Prophete played for the Silver Lake Middle School team during the seventh and eighth grade, then attended Cardinal Gibbons High School and later transferred to Coconut Creek High School in North Lauderdale.

“When I transferred my junior year to play at Coconut Creek, which is a 6A school, the competition was a lot tougher,” Prophete said. “They went to state the year before I came there.

“It was a good experience when I came on and started. There a real difference in competition, and I had a lot to prove.”

Prophete played with current teammate McHugh Mattis at Coconut Creek. Mattis was named the captain and most valuable player of his high school team.

Playing college ball with a friend from youth can definitely make a difference, especially when you are a wide-eyed freshman in a strange town.

“It’s bringing back memories,” Prophete said. “It feels good being part of a team, especially with my old teammate, somebody I already know and I’m close to. I give him rides home everyday, and we always talk and chill.”If it weren’t for family and friends, Prophete might have taken a different path.

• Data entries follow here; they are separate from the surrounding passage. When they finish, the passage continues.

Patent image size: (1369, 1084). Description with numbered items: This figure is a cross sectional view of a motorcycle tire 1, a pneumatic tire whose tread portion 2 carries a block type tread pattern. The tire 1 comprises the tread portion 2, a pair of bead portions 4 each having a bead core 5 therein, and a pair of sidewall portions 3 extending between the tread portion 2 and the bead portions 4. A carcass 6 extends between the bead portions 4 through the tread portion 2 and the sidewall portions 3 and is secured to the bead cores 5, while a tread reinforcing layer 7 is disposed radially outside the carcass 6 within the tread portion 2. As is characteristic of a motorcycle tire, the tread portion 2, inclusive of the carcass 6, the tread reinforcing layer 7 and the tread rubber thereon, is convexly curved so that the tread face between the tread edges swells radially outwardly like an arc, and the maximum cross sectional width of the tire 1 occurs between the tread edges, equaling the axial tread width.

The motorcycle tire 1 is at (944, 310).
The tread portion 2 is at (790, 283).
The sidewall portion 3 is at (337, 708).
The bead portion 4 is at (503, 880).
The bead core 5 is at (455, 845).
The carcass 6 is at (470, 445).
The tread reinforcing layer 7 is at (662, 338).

“I was a bad kid; I was on the streets and stuff,” Prophete said. “My ‘second’ family, which is like my brothers – I have seven brothers, actually. They actually own a high school magazine called Breakdown. They took me into their family and worked with me and took me all over the country playing basketball – (seeing) the best talent all over the world. They kind of inspired me to play the game.”

Prophete has a favorite NBA player who had to overcome adversity due to his lack of size and power, something that the freshman can associate with.”Allen Iverson. Hands down, he’s someone I wouldn’t, say, compare myself to, but he kind of inspires me to play the game,” Prophete said. “If you got heart and hard work, you can overcome and do anything. That’s why I got the tattoo, ‘Only the Strong Survive,’ and he has that tattoo, too. I feel like if I am strong, I will survive.”

Roodly believes that all his hard work will pay off eventually, and someday he might be able to play pro basketball somewhere, overseas possibly.But no matter what he’s doing, Prophete wants to be part of the team, playing the game that he loves.

“I’ll be waiting patiently to do whatever I can to help out,” Prophete said. “If that means coming in for 10 seconds to play defense, or if it means playing for 15 minutes like I did in the UAB game, closing out the second half of the game. I’ve dreamed about playing college basketball, and playing against a team like Syracuse (on Saturday) is a dream come true.”